Apparently the Obama Administration's Solicitor General didn't fare so well today in defending the individual mandate at the heart of Obamacare:
A lot of people are expecting this decision to come down 5-4, with Anthony Kennedy providing the deciding vote between the conservative wing (Scalia, Thomas, Alito, Roberts) and the liberal wing (Sotomayor, Ginsberg, Kagan, Breyer). I'm not so sure. Recently there have been two 9-0 decisions against the Obama Administration in important cases. In Hosanna-Tabor Evangelical Lutheran Church and School v. Equal Employment Opportunity Commission, the Supreme Court unanimously acknowledged the existence of a "ministerial exception" that bans the government from interfering with religious organizations' right to choose their own ministers. Then, in Sackett v. EPA, the Court held that landowners could sue the EPA over designations that their property constitutes "wetlands" under the Clean Water Act.

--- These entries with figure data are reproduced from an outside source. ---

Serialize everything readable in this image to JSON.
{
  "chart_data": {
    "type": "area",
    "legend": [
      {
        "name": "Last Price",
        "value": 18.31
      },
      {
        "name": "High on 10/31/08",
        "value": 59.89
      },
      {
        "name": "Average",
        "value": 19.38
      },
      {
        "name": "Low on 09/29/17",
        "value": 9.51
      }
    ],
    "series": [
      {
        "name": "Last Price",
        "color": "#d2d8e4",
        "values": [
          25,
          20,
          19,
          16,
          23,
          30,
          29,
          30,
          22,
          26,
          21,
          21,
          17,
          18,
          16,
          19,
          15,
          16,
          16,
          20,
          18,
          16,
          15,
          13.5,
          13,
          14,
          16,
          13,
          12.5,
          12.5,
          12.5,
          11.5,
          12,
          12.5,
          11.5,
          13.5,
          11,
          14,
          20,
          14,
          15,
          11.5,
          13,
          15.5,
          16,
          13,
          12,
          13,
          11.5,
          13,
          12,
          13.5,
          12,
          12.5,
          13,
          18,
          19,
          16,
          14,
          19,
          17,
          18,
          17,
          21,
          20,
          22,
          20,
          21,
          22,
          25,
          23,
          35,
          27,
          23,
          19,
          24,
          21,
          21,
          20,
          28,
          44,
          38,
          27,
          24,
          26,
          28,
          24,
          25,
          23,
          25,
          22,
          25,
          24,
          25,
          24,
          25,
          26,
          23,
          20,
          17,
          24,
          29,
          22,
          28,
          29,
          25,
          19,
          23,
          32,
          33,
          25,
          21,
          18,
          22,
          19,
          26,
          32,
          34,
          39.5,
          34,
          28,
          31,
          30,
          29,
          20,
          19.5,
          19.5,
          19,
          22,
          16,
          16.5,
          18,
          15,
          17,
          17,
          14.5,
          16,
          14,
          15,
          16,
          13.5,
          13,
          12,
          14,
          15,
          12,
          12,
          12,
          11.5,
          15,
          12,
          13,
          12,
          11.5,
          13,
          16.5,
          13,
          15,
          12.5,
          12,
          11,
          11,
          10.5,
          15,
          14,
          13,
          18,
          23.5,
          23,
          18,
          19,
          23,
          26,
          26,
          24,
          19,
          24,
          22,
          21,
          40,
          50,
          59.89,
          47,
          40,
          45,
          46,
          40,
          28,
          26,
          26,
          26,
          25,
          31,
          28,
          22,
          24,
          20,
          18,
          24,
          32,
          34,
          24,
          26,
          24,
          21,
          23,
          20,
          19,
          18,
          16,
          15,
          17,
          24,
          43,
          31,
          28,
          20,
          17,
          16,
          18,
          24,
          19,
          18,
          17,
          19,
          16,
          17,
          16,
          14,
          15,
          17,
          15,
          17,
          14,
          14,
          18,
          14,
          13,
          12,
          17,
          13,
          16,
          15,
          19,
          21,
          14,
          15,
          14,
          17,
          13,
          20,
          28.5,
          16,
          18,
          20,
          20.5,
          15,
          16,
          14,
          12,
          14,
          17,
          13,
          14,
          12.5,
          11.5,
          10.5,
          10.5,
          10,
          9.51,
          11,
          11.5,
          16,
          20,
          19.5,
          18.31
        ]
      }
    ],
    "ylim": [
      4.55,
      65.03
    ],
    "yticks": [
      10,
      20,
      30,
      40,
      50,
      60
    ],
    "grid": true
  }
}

Both cases ultimately hinged on the Supreme Court wanting to reign in an Executive Branch that had overreached the limits of its power.
The Obamacare case presents the exact same issue... is the power of the federal government limitless, or does the Constitution (and, hence, the Judiciary) place limits on the federal government's powers? If the Commerce Clause lets the federal government tell a private citizen that he must buy a particular product -- health insurance -- what can't the Commerce Clause permit?
I predict the Obamacare mandate goes down by a 9-0 decision. Justice Roberts will pull everyone together to be unanimous in a case that goes to the heart of what the Constitution means and, thus, goes to the heart of the Court's own powers.